Guides

Turn nested JSON into a graph on write.

Most graph databases ask you to model nodes, edges, and constraints before you load data. RushDB inverts that order: you push the JSON you already have, and property types plus parent-child relationships are inferred as it arrives.

JSON-to-graph ingestion is the process of converting nested JSON objects into linked graph records automatically, so parent-child structure in the payload becomes queryable graph relationships without a separate modeling step.

What this guide covers

The practical decision points.

Nesting becomes structure

A nested object in the payload becomes a separate Record connected to its parent — the graph shape mirrors the JSON shape.

Types are inferred, not declared

Property types (string, number, boolean, datetime) are inferred from the values as they arrive.

Cross-source links stay reviewable

Parent-child links from nesting are automatic. Relationships across separate flat imports are suggested, not silently created.

Architecture sketch

From payload to graph

One importJson call decomposes nested objects into linked Records depth-first, assigns labels from the parent key, and infers property types from the values.

Implementation example

Import nested JSON in one call

The nested departments become linked Records with inferred types. No schema definition or migration runs before this write.

from rushdb import RushDB

db = RushDB("RUSHDB_API_KEY")

db.records.import_json(
    label="COMPANY",
    data={
        "name": "Acme Corp",
        "foundedAt": "2016-04-01",
        "departments": [
            {"name": "Engineering", "headcount": 42},
            {"name": "Design", "headcount": 12},
        ],
    },
)

schema = db.ai.get_schema_markdown({"labels": ["COMPANY", "DEPARTMENTS"]}).data
print(schema)

What "automatic" actually means here

Automatic parent-child linking is a property of nested structure that already exists in the payload — RushDB is not inferring domain meaning that isn’t there. Two separate flat imports that happen to share a field name are not automatically linked; that requires an explicit relationship or an approved suggested pattern.

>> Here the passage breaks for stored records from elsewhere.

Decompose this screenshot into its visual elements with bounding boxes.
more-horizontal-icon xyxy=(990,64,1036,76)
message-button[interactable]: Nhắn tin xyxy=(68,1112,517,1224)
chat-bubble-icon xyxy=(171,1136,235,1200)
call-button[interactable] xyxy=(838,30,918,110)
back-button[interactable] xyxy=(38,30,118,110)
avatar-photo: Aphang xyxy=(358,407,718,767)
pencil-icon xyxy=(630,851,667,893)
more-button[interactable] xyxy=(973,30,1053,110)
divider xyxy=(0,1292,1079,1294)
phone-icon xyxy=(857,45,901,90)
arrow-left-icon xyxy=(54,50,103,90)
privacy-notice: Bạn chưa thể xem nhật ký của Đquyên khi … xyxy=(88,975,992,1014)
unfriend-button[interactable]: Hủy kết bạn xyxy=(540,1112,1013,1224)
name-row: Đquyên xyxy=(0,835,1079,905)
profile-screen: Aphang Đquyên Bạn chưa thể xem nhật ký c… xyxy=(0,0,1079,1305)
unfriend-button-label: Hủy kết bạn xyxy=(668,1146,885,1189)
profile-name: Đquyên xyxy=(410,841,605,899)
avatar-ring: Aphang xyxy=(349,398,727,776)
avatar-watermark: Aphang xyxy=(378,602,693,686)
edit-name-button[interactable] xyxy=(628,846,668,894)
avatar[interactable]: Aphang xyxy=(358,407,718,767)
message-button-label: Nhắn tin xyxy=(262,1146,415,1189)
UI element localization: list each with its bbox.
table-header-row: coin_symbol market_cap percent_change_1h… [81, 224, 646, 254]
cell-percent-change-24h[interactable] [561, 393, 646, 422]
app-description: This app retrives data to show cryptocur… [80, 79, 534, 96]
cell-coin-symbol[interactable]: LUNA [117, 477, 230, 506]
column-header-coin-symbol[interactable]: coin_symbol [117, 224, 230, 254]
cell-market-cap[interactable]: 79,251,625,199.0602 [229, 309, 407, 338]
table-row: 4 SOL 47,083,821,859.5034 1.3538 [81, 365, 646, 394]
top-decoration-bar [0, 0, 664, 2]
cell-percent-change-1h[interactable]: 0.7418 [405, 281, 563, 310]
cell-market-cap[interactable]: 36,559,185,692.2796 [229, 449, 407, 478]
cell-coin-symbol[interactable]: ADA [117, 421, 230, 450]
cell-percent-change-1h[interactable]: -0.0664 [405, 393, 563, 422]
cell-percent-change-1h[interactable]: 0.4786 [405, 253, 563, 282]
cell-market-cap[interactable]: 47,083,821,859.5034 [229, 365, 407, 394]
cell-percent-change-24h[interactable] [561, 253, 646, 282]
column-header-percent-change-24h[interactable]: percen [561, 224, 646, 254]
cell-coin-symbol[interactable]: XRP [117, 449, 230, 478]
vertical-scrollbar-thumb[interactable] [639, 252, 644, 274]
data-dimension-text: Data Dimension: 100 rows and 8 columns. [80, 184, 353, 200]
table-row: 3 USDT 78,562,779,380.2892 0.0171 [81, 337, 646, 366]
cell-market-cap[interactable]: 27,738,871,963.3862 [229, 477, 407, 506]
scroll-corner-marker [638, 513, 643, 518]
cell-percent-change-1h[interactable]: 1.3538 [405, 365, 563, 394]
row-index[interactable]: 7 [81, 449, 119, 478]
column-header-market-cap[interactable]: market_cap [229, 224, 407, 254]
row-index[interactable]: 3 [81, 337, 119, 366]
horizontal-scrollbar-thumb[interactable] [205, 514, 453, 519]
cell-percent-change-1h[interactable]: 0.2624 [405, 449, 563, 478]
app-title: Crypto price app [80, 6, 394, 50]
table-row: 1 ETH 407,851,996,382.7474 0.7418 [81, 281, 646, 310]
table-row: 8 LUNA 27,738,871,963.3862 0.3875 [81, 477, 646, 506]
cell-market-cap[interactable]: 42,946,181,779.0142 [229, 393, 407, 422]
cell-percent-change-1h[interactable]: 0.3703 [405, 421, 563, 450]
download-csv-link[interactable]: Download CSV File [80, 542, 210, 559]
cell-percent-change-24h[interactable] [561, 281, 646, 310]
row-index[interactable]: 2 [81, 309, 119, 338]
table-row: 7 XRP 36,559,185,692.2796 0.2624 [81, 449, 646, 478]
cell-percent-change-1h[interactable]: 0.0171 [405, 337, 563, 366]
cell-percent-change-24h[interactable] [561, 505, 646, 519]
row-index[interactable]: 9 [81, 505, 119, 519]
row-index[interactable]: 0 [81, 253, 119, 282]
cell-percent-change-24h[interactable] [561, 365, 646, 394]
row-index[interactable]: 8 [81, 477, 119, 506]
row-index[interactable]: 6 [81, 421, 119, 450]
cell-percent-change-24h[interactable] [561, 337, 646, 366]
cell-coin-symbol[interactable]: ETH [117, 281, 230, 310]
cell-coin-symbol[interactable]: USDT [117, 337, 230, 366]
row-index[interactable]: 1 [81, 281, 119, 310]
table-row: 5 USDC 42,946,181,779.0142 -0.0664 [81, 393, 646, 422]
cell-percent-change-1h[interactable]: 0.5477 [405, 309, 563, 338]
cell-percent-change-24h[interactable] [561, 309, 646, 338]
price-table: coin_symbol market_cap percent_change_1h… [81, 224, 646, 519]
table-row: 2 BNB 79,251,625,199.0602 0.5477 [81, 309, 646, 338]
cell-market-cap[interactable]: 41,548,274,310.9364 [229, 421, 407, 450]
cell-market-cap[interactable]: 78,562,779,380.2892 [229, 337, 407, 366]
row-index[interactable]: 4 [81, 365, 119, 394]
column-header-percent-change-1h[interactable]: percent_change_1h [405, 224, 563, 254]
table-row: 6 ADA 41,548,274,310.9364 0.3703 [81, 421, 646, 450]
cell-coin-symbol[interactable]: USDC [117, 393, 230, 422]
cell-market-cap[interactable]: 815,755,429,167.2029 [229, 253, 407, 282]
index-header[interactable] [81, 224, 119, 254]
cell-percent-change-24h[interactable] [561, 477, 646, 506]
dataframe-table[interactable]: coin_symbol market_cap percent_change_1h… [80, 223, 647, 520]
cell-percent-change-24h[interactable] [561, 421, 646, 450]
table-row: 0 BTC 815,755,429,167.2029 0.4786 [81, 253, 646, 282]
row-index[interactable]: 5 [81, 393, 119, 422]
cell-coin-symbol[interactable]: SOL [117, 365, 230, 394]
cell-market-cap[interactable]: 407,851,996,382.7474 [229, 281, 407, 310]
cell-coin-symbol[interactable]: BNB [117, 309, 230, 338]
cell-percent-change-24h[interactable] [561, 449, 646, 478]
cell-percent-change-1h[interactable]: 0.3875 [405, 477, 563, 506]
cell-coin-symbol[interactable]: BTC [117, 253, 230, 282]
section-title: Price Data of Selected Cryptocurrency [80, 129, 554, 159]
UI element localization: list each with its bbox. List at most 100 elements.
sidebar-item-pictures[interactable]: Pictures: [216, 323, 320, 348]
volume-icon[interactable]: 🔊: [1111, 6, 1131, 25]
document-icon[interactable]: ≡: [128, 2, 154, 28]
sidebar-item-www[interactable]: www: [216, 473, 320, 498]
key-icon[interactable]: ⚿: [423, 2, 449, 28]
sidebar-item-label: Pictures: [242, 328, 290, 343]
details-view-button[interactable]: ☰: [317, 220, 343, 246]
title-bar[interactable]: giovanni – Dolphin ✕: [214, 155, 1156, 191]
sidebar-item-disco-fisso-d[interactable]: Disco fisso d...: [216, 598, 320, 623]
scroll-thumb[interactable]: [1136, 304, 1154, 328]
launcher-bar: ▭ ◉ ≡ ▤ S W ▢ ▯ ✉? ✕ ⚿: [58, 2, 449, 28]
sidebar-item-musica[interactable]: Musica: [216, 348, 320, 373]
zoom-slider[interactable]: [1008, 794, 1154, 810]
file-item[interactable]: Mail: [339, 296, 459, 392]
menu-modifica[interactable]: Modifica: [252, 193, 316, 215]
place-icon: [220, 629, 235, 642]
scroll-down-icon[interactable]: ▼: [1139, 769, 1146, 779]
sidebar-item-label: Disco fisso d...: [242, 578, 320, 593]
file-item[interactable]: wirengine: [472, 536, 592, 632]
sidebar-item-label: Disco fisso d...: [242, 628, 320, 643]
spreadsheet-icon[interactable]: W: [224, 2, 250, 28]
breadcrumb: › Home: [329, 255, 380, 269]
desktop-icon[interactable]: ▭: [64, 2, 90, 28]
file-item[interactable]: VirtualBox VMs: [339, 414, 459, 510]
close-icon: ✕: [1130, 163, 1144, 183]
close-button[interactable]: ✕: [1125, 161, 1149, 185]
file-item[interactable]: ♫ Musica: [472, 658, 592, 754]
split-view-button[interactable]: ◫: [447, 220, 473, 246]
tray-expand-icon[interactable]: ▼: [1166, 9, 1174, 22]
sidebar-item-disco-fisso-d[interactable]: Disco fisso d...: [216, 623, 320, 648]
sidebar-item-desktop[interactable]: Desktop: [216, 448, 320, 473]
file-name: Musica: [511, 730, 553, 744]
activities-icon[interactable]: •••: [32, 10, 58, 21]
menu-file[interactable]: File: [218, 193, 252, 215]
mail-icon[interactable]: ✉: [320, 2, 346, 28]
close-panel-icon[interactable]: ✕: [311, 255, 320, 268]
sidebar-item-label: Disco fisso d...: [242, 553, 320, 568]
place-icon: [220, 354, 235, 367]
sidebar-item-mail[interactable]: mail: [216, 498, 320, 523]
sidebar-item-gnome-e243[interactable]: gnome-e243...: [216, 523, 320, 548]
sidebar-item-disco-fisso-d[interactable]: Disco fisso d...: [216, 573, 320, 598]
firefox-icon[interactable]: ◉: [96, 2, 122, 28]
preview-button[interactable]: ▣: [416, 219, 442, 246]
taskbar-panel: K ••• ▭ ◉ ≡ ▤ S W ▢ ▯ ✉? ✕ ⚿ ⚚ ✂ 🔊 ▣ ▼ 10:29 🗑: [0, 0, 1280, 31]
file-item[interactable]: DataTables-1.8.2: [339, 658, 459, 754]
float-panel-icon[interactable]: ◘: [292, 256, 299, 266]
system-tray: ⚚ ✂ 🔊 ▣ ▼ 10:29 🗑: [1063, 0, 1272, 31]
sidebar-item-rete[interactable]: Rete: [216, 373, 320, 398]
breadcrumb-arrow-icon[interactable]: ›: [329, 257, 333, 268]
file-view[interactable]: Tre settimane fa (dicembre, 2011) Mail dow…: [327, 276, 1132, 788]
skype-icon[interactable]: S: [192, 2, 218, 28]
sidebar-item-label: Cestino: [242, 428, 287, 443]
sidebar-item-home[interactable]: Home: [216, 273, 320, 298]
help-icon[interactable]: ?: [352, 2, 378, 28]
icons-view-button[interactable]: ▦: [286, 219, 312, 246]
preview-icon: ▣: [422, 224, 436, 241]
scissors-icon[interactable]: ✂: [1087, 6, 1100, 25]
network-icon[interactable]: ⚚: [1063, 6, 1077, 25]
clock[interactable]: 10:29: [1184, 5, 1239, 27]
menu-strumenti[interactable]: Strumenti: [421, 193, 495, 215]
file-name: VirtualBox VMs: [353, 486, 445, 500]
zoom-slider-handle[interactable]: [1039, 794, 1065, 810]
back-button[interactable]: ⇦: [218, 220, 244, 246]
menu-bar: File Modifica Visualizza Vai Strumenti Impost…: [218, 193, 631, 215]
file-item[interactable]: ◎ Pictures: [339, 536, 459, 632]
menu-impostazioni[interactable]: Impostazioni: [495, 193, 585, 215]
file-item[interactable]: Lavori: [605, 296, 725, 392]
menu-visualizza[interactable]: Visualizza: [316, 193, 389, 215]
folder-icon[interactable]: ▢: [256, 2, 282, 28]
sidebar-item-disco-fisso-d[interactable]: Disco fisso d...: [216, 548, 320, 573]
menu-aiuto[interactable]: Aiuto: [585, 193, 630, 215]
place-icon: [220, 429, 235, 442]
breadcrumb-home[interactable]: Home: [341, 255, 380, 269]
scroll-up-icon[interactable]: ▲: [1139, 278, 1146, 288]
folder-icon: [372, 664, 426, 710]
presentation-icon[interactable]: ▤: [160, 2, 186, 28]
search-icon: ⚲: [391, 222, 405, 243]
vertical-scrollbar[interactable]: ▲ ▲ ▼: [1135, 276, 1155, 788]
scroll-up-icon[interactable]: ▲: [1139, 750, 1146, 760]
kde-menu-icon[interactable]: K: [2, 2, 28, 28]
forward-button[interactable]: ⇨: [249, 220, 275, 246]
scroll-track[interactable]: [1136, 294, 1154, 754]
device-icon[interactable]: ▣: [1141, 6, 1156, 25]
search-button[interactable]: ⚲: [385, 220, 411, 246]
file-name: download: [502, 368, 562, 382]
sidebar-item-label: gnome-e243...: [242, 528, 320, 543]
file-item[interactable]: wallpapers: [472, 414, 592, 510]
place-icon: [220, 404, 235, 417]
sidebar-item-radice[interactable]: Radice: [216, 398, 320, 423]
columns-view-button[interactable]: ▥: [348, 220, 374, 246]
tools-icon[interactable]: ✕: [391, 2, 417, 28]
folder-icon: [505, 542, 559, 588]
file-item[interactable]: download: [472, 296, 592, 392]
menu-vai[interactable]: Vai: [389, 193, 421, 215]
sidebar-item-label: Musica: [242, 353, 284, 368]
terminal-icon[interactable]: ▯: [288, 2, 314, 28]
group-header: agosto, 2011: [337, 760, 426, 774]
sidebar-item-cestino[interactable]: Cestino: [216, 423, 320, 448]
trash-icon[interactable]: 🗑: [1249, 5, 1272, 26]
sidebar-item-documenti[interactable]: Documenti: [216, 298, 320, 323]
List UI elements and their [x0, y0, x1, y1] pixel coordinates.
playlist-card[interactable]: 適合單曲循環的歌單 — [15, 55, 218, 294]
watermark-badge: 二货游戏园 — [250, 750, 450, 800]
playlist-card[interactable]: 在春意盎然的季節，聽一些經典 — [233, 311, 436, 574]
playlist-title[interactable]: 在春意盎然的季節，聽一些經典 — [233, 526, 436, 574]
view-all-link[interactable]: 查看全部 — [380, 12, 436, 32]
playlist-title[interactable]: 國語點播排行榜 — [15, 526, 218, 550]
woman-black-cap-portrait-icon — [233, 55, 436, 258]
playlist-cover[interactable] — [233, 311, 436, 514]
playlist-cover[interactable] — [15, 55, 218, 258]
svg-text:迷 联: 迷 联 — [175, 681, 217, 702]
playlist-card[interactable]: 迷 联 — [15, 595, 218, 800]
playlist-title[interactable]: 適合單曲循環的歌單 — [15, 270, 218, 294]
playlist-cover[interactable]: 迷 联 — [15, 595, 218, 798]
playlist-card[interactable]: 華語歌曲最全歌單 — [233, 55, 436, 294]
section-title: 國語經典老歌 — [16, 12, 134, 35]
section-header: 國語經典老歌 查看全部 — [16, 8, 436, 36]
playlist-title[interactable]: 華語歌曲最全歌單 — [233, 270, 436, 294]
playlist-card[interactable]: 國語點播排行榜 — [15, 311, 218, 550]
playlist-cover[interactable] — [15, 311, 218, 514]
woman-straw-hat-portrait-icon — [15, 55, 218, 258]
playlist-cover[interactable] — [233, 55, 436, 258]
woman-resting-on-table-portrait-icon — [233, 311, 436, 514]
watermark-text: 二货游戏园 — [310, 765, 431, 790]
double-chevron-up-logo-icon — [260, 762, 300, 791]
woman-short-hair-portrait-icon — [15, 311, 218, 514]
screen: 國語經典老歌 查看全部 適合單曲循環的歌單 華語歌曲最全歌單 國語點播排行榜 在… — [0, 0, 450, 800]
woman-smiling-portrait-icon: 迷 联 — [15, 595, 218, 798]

Nested object → automatic child Record and parent-child relationship

Two flat records sharing a field value → not linked automatically

Flat records with a reviewable shared-field pattern → surfaced as a suggested relationship, pending approval

What happens to types

Each property value is inspected as it arrives and assigned a type — string, number, boolean, or datetime. Because this happens per write, the same label can gain new properties over time without a migration; the live schema simply reflects whatever properties currently exist across that label’s Records.

What about MongoDB, Postgres, or other non-JSON sources?

Today, ingestion works over JSON and CSV pushed through the SDK or REST API — export or stream records from your existing MongoDB, Postgres, or API-based system as JSON, then push them the same way every example on this site does. Native source connectors are on the roadmap, not a shipped capability yet.

Decision table

Schema-first import vs JSON-to-graph

The practical difference shows up before the first query: how much modeling work happens before you can write data at all.

Topic
Schema-first graph import
RushDB JSON-to-graph
Before the first write

Design node labels, edge types, and constraints; write a migration or setup script.

Send the JSON payload you already have. No migration runs first.

Nested structure

Manually mapped to explicit node and edge creation statements.

Inferred depth-first: nested objects become child Records connected to their parent automatically.

Changing the shape later

Requires a schema migration or explicit constraint update.

New fields become visible in the live schema on the next write — no migration step.

Validation

Enforced upfront via constraints.

Optional: add a Model with field-level validation when you want guarantees, skip it otherwise.